Smokey, who again came from that same pet store - they were being shut down, and he was there one kitten that was left...they gave him to me this time.
Miss Thing, who was a stray - I would see her outside my house, it was in the middle of winter and very cold. I put food and a blanket for her inbetween two windows in the basement, and she would sleep in there, but not let me near her. It took me about a week to get her used to seeing me, and then I didn't put food out for one day - I went to the window with the food, and coaxed her over.
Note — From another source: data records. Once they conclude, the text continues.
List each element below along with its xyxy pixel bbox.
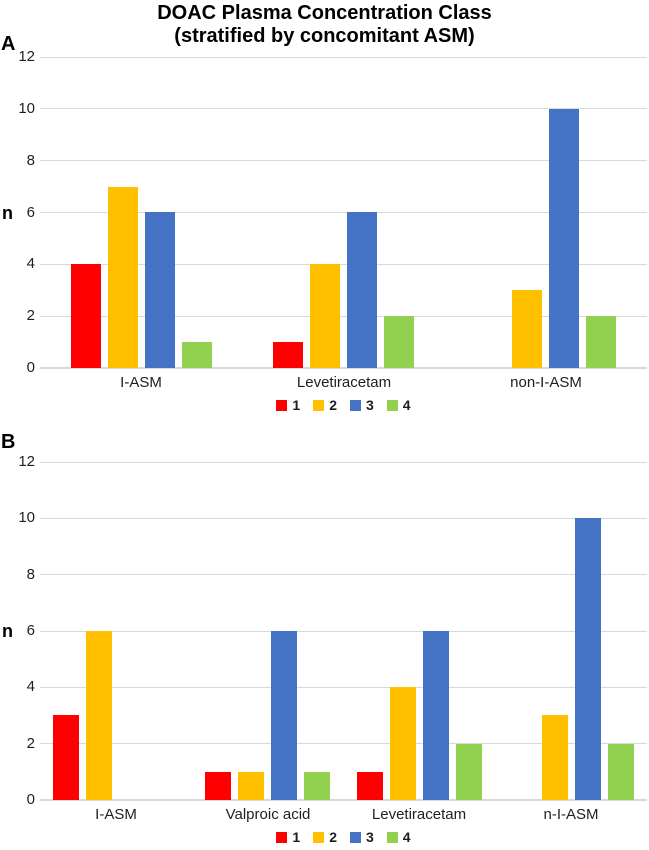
legend-swatch: [276, 831, 288, 843]
legend-swatch: [276, 399, 288, 411]
legend-item: 1: [276, 830, 300, 844]
legend-label: 1: [292, 397, 301, 413]
y-tick-label: 2: [26, 307, 35, 324]
bar-class1-valproic-acid: [205, 772, 231, 800]
bar-class4-levetiracetam: [456, 744, 482, 800]
legend-swatch: [313, 831, 325, 843]
bar-class1-i-asm: [71, 264, 101, 368]
bar-class1-levetiracetam: [273, 342, 303, 368]
legend: 1 2 3 4: [40, 830, 647, 844]
gridline: [40, 687, 647, 688]
bar-class2-levetiracetam: [390, 687, 416, 800]
bar-class2-n-i-asm: [542, 715, 568, 800]
category-label: non-I-ASM: [510, 374, 582, 391]
category-label: Valproic acid: [225, 806, 311, 823]
legend: 1 2 3 4: [40, 398, 647, 412]
y-tick-label: 4: [26, 678, 35, 695]
gridline: [40, 160, 647, 161]
gridline: [40, 574, 647, 575]
legend-label: 4: [402, 397, 411, 413]
category-label: I-ASM: [95, 806, 137, 823]
y-tick-label: 10: [18, 509, 35, 526]
bar-class2-i-asm: [86, 631, 112, 800]
legend-swatch: [313, 399, 325, 411]
legend-item: 3: [350, 830, 374, 844]
legend-item: 2: [313, 398, 337, 412]
gridline: [40, 264, 647, 265]
y-tick-label: 10: [18, 100, 35, 117]
y-tick-label: 4: [26, 255, 35, 272]
legend-item: 1: [276, 398, 300, 412]
bar-class3-non-i-asm: [549, 109, 579, 368]
legend-label: 1: [292, 829, 301, 845]
gridline: [40, 462, 647, 463]
legend-item: 2: [313, 830, 337, 844]
legend-item: 4: [386, 397, 411, 413]
category-label: I-ASM: [120, 374, 162, 391]
y-axis-title: n: [2, 621, 13, 641]
y-tick-label: 8: [26, 152, 35, 169]
bar-class4-n-i-asm: [608, 744, 634, 800]
y-tick-label: 2: [26, 735, 35, 752]
y-tick-label: 0: [26, 791, 35, 808]
gridline: [40, 316, 647, 317]
legend-label: 2: [329, 397, 337, 413]
legend-label: 2: [329, 829, 337, 845]
legend-swatch: [350, 399, 361, 411]
legend-swatch: [386, 831, 398, 843]
legend-label: 4: [402, 829, 411, 845]
gridline: [40, 743, 647, 744]
bar-class3-n-i-asm: [575, 518, 601, 800]
legend-label: 3: [366, 829, 374, 845]
bar-class3-levetiracetam: [423, 631, 449, 800]
bar-class2-i-asm: [108, 187, 138, 368]
bar-class4-non-i-asm: [586, 316, 616, 368]
gridline: [40, 108, 647, 109]
bar-class1-levetiracetam: [357, 772, 383, 800]
bar-class3-valproic-acid: [271, 631, 297, 800]
bar-class4-levetiracetam: [384, 316, 414, 368]
panel-label-b: B: [1, 431, 16, 453]
y-tick-label: 8: [26, 566, 35, 583]
bar-class4-valproic-acid: [304, 772, 330, 800]
bar-class2-non-i-asm: [512, 290, 542, 368]
bar-class2-levetiracetam: [310, 264, 340, 368]
panel-label-a: A: [1, 33, 16, 55]
bar-class4-i-asm: [182, 342, 212, 368]
gridline: [40, 212, 647, 213]
category-label: Levetiracetam: [296, 374, 392, 391]
bar-class3-levetiracetam: [347, 212, 377, 368]
figure-title-line2: (stratified by concomitant ASM): [174, 25, 475, 47]
bar-class2-valproic-acid: [238, 772, 264, 800]
y-tick-label: 6: [26, 204, 35, 221]
gridline: [40, 518, 647, 519]
gridline: [40, 57, 647, 58]
bar-class1-i-asm: [53, 715, 79, 800]
gridline: [40, 631, 647, 632]
x-axis-line: [40, 799, 647, 801]
legend-item: 4: [386, 829, 411, 845]
category-label: Levetiracetam: [371, 806, 467, 823]
x-axis-line: [40, 367, 647, 369]
y-tick-label: 12: [18, 48, 35, 65]
y-tick-label: 12: [18, 453, 35, 470]
legend-item: 3: [350, 398, 374, 412]
y-tick-label: 0: [26, 359, 35, 376]
figure-title-line1: DOAC Plasma Concentration Class: [157, 2, 492, 24]
category-label: n-I-ASM: [543, 806, 599, 823]
y-axis-title: n: [2, 203, 13, 223]
y-tick-label: 6: [26, 622, 35, 639]
legend-swatch: [350, 831, 361, 843]
legend-swatch: [386, 399, 398, 411]
bar-class3-i-asm: [145, 212, 175, 368]
legend-label: 3: [366, 397, 374, 413]
figure-title: DOAC Plasma Concentration Class (stratif…: [0, 2, 649, 48]
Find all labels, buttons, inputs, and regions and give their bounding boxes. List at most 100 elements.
I got her inside, fed her, took her to the vet the next day - she was pregnant. Initially, I wasn't going to keep her (hence the name - I didn't want to name her if she wasn't going to be mine!!) but I got so attached to her. 
She had 5 beautiful and healthy kittens. When they got old enough, I gave two to my parents, and kept the other 3. Their names are Hannah, Bandit and Sparky....they are 6 years old now, no longer kittens!!

So, that's my cat story!!


----------



## Aonir (Aug 18, 2003)

Welcome to Cat Forum!


----------



## BoscosMum (Apr 29, 2004)

Great Story!!! Welcome to the cat forum!!!


----------



## Mike (Jan 27, 2004)

Hello and welcome to the forum!

Peace,
Mike


----------



## microlite (May 25, 2004)

*Way To Go!*

 I love hearing rescue stories! Welcome to the Cat Forum, where there's just a bunch of friendly, and helpful cat people!


----------



## kitkat (Sep 22, 2003)

Welcome to the forum and I enjoyed your rescue story also. I bet its a big happy family there :lol:


----------



## CatAholic (May 19, 2004)

What a SWEET story! All my babys are rescued kitty's too! You sound to be a kind and caring person, look forward to sharing more through this amazing forum! WELCOME!


----------



## CyberPet (May 12, 2004)

Nice story and WELCOME!


----------



## Superkitties (Jan 30, 2004)

I enjoyed reading how you came to have your little brood, and look forward to reading more.


----------



## Zalensia (Aug 25, 2003)

Welcome to the forums!


----------



## Annissa (Dec 9, 2003)

Welcome to cat forum!


----------



## ikbeth (May 10, 2004)

Hi Hana,

Welcome to the forum. There are lots of friendly people here and really good information to read. I loved hearing about your family - I have 2 rescued kitties myself. See you around the boards!

Beth


----------